Just before Melissa Beck took over as chief executive of Santa Ana-based Big Brothers Big Sisters of Orange County and the Inland Empire, staff turnover was more than 50% a year, she said.
She took the reins in July 2013 with a primary goal of changing the organization’s culture. She called herself “chief empowerment officer” and said she began enabling her staff, focusing on their strengths.
Revenue under her leadership increased from $2.5 million in 2012 to a projected $6 million-plus this year, she said, and the number of children served rose from 2,000 to 3,750.
Beck was a recipient of a Business Journal Women in Business award on May 2 at Hotel Irvine (see profiles of the other winners, pages 1, 6, 8 and 13).
Many people have noticed her commitment to empowering others, including one Big Brothers Big Sisters’ board member, Cary Hyden, a partner with the Costa Mesa law office of Latham & Watkins LLP.
“Melissa is a natural leader,” he said via email. “She is not only a wonderful strategic thinker but her commitment to empowering her team allows Big Brothers Big Sisters to achieve great successes in its mission of creating impactful and positive mentoring relationships for the youth of Orange County.”
Mentorship Believer
Beck started at the nonprofit in late 2012, coming from the directorship at the University of California-Irvine’s Center for Investment and Wealth Management. She said she’s convinced that obtaining an MBA from UCI’s Executive MBA program sealed the deal, enabling the board to feel comfortable about giving her the top position at age 33.
She was drawn to Big Brothers Big Sisters because she “truly believe(s) mentoring is intrinsic to success in life, no matter your background.”
The nonprofit serves youth facing “adversity,” which Beck defines as “challenges due to circumstances outside their control.” The children served typically come from low-income, single-parent minority households, Beck said. They also experience other things that increase their chances of dropping out of school and limit opportunities for “success,” including being the first generation to graduate from high school, incarceration of one or both of their parents at some point in their lives, and exposure to abuse and neglect at home.
Empowering Staff
Another of Beck’s goals is to “create the most progressive, forward-thinking nonprofit in the country.” To that end, she got the board’s consent in February to implement a policy that enables employees to receive their full salaries for three months when they take maternity or paternity leave.
She also created a “large-scale” professional and personal development program that includes job shadowing for entry-level staff, management training, annual service projects and 360-degree feedback, which gives employees performance feedback from all levels, including co-workers, direct supervisors, managers and directors.
Beck said she wants to create a culture in which employees can live up to their potential and that as a woman she brings something to the table that can help facilitate that: vulnerability.

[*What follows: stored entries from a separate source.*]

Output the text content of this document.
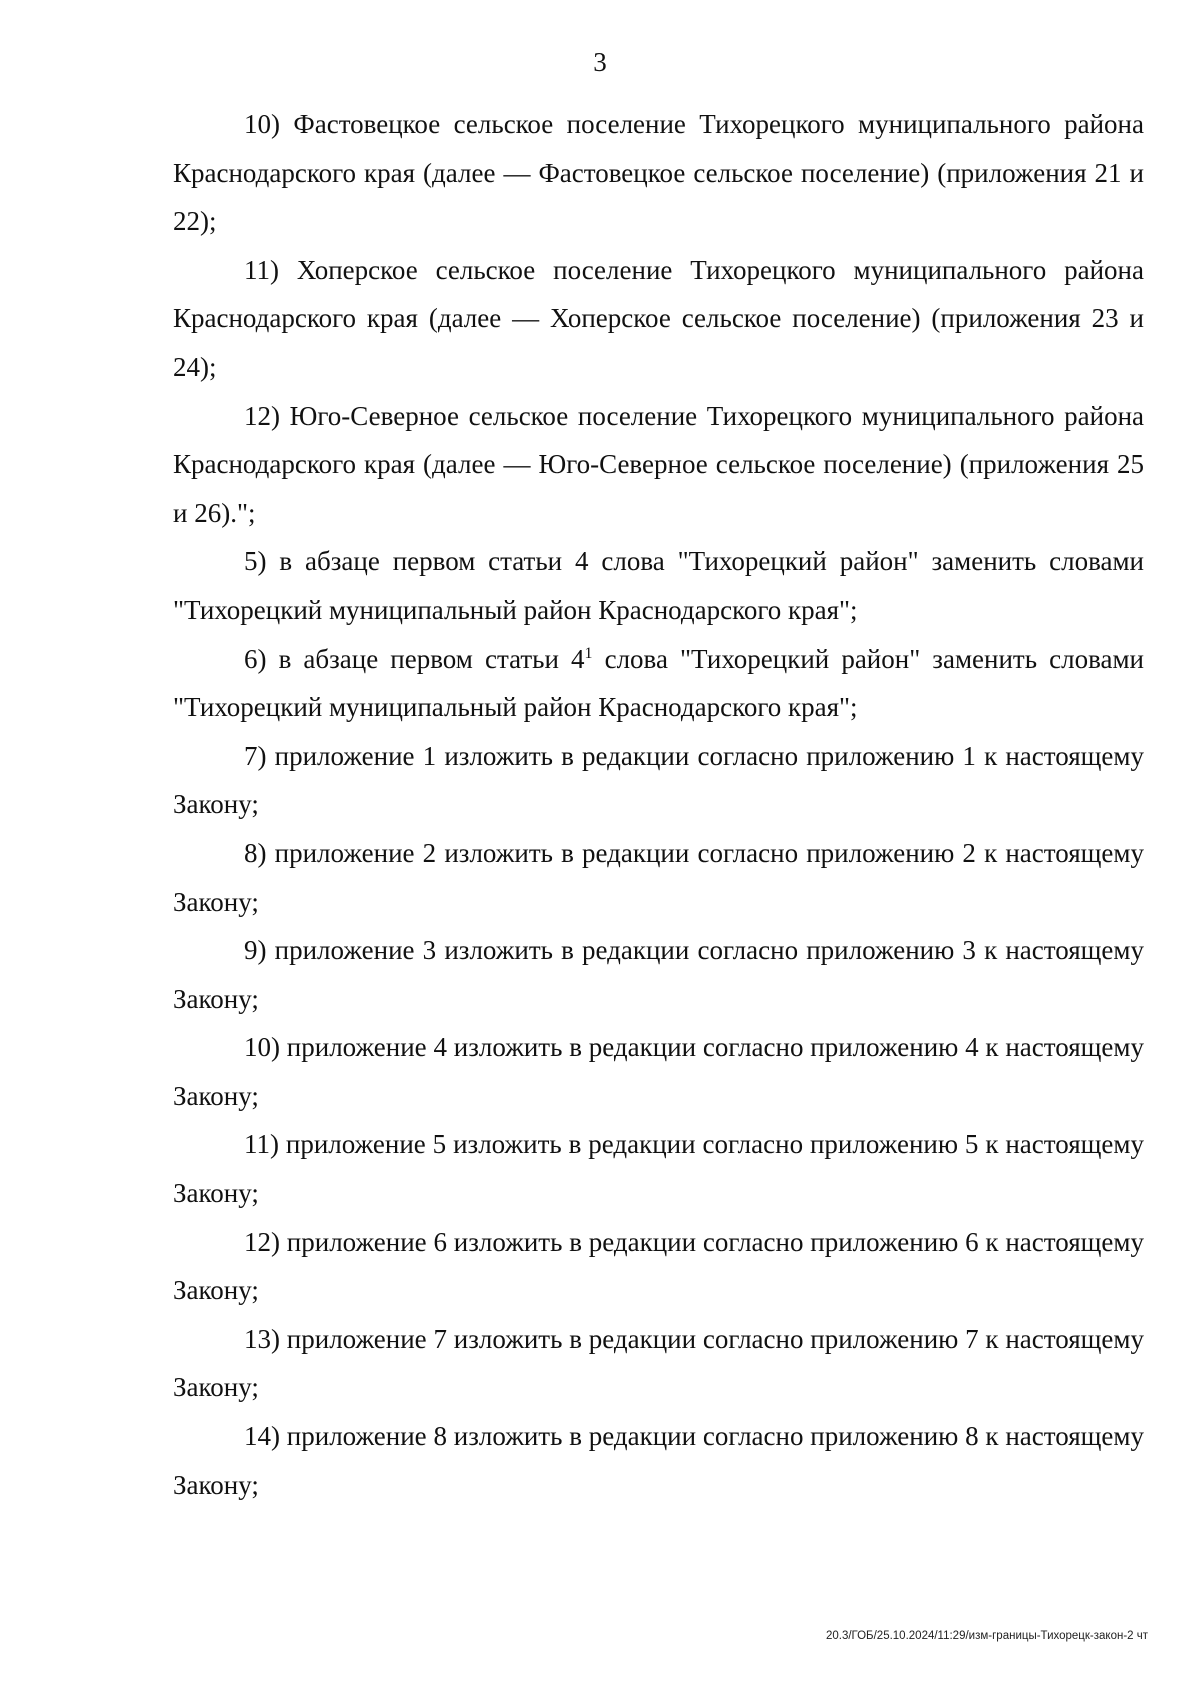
3

10) Фастовецкое сельское поселение Тихорецкого муниципального района Краснодарского края (далее — Фастовецкое сельское поселение) (приложения 21 и 22);

11) Хоперское сельское поселение Тихорецкого муниципального района Краснодарского края (далее — Хоперское сельское поселение) (приложения 23 и 24);

12) Юго-Северное сельское поселение Тихорецкого муниципального района Краснодарского края (далее — Юго-Северное сельское поселение) (приложения 25 и 26).";

5) в абзаце первом статьи 4 слова "Тихорецкий район" заменить словами "Тихорецкий муниципальный район Краснодарского края";

6) в абзаце первом статьи $4^1$ слова "Тихорецкий район" заменить словами "Тихорецкий муниципальный район Краснодарского края";

7) приложение 1 изложить в редакции согласно приложению 1 к настоящему Закону;

8) приложение 2 изложить в редакции согласно приложению 2 к настоящему Закону;

9) приложение 3 изложить в редакции согласно приложению 3 к настоящему Закону;

10) приложение 4 изложить в редакции согласно приложению 4 к настоящему Закону;

11) приложение 5 изложить в редакции согласно приложению 5 к настоящему Закону;

12) приложение 6 изложить в редакции согласно приложению 6 к настоящему Закону;

13) приложение 7 изложить в редакции согласно приложению 7 к настоящему Закону;

14) приложение 8 изложить в редакции согласно приложению 8 к настоящему Закону;

20.3/ГОБ/25.10.2024/11:29/изм-границы-Тихорецк-закон-2 чт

“I’m a firm believer that vulnerability is the center of leadership, a willingness to be vulnerable about challenges and missteps, to put your ego aside and ask for help,” she said. “And vulnerability leads to credibility, and you end up with a more trusting organization, where outside-the-box ideas are shared freely because people are not afraid of being shut down or embarrassed.”
Expanded Vision
The nonprofit has stretched itself in other ways since Beck joined it.

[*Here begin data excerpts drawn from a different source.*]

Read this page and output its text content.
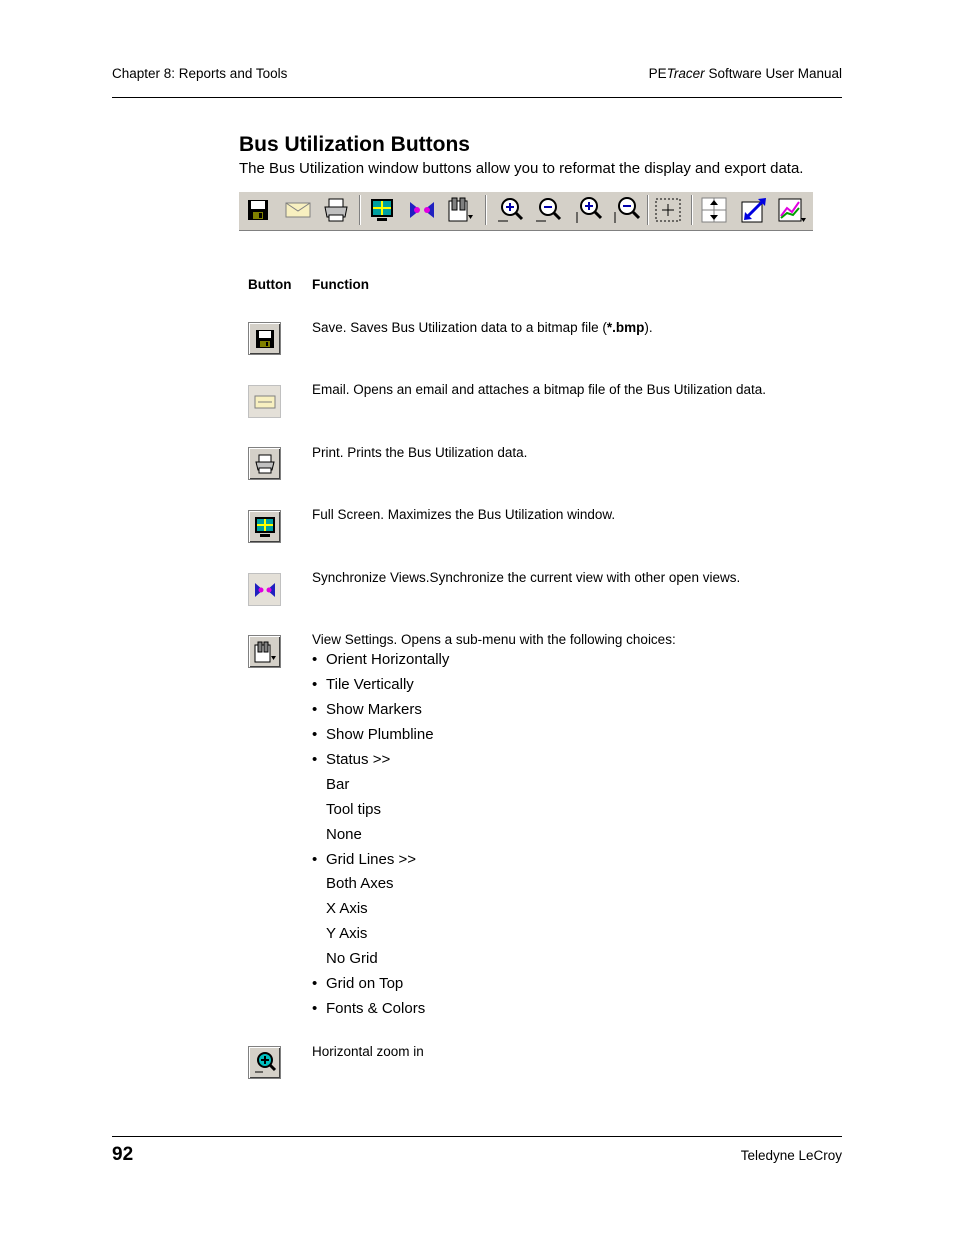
Chapter 8: Reports and Tools	PETracer Software User Manual
Bus Utilization Buttons
The Bus Utilization window buttons allow you to reformat the display and export data.
Button Function
Save. Saves Bus Utilization data to a bitmap file (*.bmp).
Email. Opens an email and attaches a bitmap file of the Bus Utilization data.
Print. Prints the Bus Utilization data.
Full Screen. Maximizes the Bus Utilization window.
Synchronize Views.Synchronize the current view with other open views.
View Settings. Opens a sub-menu with the following choices:
• Orient Horizontally
• Tile Vertically
• Show Markers
• Show Plumbline
• Status >>
Bar
Tool tips
None
• Grid Lines >>
Both Axes
X Axis
Y Axis
No Grid
• Grid on Top
• Fonts & Colors
Horizontal zoom in
92	Teledyne LeCroy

It expanded into the Inland Empire in 2013 with the financial support of the Irvine-based A. Gary Anderson Family Foundation in a five-year, $3.5 million partnership that ends this year. The chapter has since diversified its revenue stream with grants from local cities, corporations and individuals. Of the 3,750 children it serves this year, 900 are in the Inland Empire.
The organization grew its physical footprint in September 2014 when it purchased a 52,500-square-foot building in Santa Ana for its headquarters. It generates additional revenue by leasing out half of the space. The former headquarters in Tustin was 8,000 square feet.
And it recently became the first chapter in the state to serve youth up to age 25. The Destination Future initiative is important, Beck said, because, “You make some really pivotal life decisions between 18 and 25 that will set you up for being financially self-sufficient in the future or not.”
She secured $1 million for the initiative with the support of family foundations that include the Irvine-based DevTo Support Foundation, Newport Beach-based Tarsadia Foundation and the Laguna Beach-based Peter & Ginny Ueberroth Family Foundation.